Görüş Bildir

Nereye Gidiyorsunuz?*

Zaman güz yaprakları gibi savrulup giderken, saatler birbirinin üstüne devrilirken bir yere tutunmak, düşmemek, ayakta durmak... Bir gün bir yerde ve daima ansızın bitiş zilinin çalacağı bilgisine rağmen bir hayatiyet üretmek... İnsanın bütün hikâyesi bu.

Şeyh Sadi Şirazî’ye “insan nedir” diye sormuşlar. “Yek katre-i hûnest, sâd hezârân endîşe” cevabını vermiş. Yani birkaç damla kan ve bin bir endişe. Kalp huzuru nerede bulur, insan kendi hikâyesiyle nerede barışabilir? Bu kadarcık derman ve bunca endişeyle nereye koşabiliriz? Kanın ve endişenin, zamanın ve hayatın sahibi “bana” diyor: “Fe firrû ilallâh: Haydi öyleyse Allah’a koşun...” (Zâriyat 50)

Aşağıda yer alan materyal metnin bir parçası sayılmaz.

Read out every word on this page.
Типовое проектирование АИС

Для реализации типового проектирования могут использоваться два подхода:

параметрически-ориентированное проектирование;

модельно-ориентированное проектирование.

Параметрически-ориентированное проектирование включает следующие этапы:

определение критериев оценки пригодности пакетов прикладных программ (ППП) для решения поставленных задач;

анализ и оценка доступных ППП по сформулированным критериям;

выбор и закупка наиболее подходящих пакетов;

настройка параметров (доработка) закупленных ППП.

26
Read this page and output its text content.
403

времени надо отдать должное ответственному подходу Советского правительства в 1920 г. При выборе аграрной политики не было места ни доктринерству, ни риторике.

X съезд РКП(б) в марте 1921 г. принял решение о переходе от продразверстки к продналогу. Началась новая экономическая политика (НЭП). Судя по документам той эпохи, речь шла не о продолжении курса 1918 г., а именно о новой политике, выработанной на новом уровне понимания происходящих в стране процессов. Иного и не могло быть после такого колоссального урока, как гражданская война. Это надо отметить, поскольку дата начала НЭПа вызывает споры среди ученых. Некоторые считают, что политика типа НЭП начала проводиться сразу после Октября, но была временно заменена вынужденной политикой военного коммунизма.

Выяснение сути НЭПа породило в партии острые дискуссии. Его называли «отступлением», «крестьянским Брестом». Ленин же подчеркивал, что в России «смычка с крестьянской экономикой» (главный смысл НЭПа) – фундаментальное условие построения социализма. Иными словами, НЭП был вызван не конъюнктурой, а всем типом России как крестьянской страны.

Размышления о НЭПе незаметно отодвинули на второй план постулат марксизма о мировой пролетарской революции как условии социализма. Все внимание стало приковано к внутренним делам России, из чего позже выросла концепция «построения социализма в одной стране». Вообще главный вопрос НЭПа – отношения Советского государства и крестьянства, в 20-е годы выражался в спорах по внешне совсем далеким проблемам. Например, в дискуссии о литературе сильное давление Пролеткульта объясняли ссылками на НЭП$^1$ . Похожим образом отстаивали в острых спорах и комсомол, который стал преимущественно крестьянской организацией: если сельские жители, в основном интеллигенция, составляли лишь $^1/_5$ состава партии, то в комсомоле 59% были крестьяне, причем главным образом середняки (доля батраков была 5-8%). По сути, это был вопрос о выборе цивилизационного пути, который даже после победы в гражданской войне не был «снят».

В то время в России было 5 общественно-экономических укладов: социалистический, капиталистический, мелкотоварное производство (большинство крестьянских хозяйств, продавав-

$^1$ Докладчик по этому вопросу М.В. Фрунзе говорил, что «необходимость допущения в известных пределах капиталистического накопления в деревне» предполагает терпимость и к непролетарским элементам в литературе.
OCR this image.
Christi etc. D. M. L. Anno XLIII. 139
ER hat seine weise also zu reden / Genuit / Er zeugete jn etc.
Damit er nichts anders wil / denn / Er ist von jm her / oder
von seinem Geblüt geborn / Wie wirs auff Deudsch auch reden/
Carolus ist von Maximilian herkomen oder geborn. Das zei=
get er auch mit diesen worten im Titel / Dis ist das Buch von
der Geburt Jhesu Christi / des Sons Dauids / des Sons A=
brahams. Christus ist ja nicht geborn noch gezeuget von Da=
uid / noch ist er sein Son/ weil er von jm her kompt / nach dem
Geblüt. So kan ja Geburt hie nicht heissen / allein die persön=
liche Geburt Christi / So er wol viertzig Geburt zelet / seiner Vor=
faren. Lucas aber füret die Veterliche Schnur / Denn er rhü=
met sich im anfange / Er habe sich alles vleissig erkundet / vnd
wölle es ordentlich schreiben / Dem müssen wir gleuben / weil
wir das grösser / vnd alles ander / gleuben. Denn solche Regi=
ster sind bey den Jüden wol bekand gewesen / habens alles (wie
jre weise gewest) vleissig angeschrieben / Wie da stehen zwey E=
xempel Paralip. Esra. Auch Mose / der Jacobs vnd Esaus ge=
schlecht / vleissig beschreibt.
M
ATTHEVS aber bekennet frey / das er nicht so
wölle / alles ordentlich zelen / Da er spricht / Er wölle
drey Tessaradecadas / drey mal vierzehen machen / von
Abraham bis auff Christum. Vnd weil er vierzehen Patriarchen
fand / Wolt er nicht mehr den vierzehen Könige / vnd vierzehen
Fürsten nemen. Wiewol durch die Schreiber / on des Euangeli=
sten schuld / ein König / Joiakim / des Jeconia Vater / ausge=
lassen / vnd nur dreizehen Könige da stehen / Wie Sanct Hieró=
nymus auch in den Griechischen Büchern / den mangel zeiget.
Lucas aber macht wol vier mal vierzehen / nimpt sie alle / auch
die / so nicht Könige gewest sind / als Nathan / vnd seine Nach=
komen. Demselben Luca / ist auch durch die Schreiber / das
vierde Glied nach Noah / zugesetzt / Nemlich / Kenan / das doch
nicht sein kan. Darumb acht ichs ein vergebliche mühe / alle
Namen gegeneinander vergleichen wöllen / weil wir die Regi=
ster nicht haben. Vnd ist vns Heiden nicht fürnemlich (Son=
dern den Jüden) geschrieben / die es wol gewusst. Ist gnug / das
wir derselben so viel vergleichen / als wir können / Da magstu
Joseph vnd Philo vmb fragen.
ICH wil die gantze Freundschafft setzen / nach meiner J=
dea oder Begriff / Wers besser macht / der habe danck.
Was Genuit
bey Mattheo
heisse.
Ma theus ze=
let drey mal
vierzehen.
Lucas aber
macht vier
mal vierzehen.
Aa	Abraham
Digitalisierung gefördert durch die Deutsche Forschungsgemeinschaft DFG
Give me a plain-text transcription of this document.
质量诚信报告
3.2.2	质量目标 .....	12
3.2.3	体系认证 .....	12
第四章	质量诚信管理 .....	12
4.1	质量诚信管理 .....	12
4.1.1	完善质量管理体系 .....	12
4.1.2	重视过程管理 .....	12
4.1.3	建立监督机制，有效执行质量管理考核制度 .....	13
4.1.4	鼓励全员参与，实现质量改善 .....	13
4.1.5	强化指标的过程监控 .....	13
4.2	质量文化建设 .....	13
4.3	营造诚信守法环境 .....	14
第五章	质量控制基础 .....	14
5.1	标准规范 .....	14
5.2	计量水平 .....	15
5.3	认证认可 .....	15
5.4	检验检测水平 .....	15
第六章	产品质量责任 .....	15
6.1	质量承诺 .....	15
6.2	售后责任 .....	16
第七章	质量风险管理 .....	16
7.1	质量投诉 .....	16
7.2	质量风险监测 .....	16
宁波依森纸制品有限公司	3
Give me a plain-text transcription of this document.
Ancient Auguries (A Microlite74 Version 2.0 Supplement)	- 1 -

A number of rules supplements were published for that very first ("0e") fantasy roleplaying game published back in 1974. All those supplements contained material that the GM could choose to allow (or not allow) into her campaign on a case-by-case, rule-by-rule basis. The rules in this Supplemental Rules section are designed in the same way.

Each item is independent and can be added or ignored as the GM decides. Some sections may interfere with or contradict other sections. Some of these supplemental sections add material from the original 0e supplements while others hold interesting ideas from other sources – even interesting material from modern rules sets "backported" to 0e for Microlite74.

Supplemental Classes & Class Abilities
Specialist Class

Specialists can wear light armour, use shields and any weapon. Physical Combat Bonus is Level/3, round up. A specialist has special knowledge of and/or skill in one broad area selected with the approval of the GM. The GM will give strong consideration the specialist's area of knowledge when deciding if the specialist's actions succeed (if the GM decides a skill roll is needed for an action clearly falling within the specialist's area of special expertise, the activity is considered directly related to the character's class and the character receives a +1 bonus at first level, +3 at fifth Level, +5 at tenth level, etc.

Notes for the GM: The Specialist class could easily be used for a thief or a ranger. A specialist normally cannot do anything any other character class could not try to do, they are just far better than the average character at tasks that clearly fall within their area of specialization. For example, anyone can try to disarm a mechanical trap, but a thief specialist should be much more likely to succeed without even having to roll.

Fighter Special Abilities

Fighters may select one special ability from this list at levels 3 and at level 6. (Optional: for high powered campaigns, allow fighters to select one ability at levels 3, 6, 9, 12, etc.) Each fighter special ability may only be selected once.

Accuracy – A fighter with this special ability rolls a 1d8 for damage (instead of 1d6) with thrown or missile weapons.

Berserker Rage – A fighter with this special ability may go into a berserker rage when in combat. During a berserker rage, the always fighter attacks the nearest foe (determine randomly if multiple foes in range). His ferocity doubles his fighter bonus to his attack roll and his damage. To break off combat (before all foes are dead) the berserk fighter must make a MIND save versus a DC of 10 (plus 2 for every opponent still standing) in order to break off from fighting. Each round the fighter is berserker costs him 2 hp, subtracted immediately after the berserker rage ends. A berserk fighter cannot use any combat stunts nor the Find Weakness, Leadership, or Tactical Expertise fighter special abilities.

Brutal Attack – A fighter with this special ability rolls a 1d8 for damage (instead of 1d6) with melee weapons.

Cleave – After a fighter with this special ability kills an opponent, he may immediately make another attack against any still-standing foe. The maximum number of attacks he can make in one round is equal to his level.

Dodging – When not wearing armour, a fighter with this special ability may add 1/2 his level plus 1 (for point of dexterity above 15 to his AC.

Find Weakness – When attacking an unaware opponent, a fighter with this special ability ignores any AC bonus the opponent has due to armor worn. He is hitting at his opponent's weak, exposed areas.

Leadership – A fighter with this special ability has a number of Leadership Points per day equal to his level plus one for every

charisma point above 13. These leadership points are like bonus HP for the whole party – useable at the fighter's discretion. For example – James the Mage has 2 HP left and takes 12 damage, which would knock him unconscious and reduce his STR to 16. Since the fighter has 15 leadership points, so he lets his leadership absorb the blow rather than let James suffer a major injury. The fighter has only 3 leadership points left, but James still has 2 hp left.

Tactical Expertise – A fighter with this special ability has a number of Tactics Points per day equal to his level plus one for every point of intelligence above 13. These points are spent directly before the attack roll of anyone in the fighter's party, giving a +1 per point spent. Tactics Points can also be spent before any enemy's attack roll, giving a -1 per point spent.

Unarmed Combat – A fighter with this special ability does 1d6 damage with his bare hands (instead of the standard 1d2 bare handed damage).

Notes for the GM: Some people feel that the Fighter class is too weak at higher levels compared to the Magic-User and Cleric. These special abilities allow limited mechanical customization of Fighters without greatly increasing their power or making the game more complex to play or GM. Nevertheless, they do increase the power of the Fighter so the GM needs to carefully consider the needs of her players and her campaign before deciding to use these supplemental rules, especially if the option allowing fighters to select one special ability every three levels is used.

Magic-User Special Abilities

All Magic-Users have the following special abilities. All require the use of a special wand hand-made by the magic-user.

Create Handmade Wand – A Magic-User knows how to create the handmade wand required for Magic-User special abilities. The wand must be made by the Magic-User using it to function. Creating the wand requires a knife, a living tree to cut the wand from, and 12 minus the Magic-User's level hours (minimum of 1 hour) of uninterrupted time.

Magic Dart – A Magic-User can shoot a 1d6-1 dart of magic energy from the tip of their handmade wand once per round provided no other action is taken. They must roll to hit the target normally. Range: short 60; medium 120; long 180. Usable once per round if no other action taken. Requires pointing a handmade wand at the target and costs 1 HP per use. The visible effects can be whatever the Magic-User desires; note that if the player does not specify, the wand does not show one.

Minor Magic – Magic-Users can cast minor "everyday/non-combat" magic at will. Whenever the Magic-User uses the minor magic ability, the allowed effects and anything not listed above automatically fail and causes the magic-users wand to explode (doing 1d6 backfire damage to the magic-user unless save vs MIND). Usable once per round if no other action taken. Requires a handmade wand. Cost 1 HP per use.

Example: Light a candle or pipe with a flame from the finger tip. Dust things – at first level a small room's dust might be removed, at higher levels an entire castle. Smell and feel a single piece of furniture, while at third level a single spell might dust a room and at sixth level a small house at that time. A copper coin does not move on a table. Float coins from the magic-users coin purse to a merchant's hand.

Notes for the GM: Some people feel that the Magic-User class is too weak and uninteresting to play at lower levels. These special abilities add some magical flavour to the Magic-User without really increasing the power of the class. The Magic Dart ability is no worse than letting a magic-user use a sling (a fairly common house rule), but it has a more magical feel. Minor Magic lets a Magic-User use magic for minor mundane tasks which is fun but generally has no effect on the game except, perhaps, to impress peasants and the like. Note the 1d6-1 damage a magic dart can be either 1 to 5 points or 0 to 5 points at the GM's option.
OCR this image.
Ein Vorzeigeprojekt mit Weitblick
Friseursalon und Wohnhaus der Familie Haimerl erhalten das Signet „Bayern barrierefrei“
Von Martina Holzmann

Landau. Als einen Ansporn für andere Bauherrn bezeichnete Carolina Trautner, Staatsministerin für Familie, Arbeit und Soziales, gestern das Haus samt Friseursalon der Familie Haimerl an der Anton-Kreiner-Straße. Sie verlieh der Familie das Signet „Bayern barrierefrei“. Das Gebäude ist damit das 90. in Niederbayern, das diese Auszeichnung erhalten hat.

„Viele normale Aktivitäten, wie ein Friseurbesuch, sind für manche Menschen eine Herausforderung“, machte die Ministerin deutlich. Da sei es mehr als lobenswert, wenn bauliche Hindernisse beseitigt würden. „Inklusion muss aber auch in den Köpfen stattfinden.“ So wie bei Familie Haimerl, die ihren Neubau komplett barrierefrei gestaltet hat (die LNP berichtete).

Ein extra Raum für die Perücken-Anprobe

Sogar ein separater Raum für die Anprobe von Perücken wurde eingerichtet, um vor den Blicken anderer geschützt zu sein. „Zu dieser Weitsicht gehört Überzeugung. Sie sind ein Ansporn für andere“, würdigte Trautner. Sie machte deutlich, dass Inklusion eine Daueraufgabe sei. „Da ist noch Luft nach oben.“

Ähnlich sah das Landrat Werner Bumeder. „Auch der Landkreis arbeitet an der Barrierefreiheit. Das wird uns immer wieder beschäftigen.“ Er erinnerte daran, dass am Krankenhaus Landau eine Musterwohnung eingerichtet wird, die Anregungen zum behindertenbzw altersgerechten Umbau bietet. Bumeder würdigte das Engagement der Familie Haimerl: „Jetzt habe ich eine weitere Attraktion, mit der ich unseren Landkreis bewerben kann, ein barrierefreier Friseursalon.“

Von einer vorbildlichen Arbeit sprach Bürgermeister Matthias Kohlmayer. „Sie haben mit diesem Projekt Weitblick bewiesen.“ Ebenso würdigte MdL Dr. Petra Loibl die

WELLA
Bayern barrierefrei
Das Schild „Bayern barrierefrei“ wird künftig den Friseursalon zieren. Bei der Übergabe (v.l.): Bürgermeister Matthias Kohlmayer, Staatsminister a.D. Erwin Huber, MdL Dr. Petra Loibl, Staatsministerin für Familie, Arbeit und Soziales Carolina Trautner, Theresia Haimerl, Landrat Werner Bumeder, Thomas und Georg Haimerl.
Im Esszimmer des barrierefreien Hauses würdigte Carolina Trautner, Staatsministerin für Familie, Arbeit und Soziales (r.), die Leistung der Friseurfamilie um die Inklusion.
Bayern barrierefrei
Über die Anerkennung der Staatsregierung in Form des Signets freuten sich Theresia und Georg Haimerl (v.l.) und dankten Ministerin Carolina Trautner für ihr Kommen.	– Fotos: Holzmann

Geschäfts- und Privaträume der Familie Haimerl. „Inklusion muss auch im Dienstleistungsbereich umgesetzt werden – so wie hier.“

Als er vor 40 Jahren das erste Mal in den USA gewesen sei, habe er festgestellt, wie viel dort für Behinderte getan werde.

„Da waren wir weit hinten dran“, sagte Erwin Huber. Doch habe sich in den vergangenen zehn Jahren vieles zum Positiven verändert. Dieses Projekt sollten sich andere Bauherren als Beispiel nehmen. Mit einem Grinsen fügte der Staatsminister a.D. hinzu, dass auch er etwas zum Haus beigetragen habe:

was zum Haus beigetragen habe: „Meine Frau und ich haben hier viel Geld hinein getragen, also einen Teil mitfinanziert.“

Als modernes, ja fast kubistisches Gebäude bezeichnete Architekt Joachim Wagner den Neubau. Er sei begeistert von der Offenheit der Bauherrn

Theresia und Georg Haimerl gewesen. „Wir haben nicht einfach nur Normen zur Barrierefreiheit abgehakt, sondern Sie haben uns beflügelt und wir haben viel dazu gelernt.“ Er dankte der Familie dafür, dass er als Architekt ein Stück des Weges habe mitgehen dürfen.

Bir an içre O’na yolculuk, O’na yolculuğun bir tek adımı, fani olanı bekaya bağlayacak, endişeyi itminana, inşiraha dönüştürecek bir kutlu bağ. Büyük ve toptancı anlatımlar yol kesmesin; o bağ daima kalbimizde, namazlarımızda, duaya kalkan avuçlarımızda. Bizim imanımız, İslâmımız, Âlemlerin Rabbi ile herhangi bir anda herhangi bir mekânda doğrudan irtibat imkânı sağlıyor. Tasavvufumuz bu  irtibatı tattırarak, tatlandırarak, tecrübe ettirerek öğretiyor.

Bir anın içinde kalbimizde o kutlu kapı açıldıysa bir hakkı var: Korumak, hep açık kalmasını sağlamak. Kalp kapıları açıklarla beraber olmaktan başka akla ne gelebilir? Şeytanı, şeytanları bir istiâze ile kovup bir hayırlılar topluluğuna dâhil olmaktan, onlarla Allah sohbeti yapmaktan başka ne yol var?

“...ve kûnû mea’s-sâdikîn: ve sâdıklarla beraber olun.” (Tevbe 119)     

Kasım sayımızda buluşmak üzere inşallah...

* Tekvîr suresi 81. ayet-i kerimesinin meali. “Fe eyne tezhebûn?”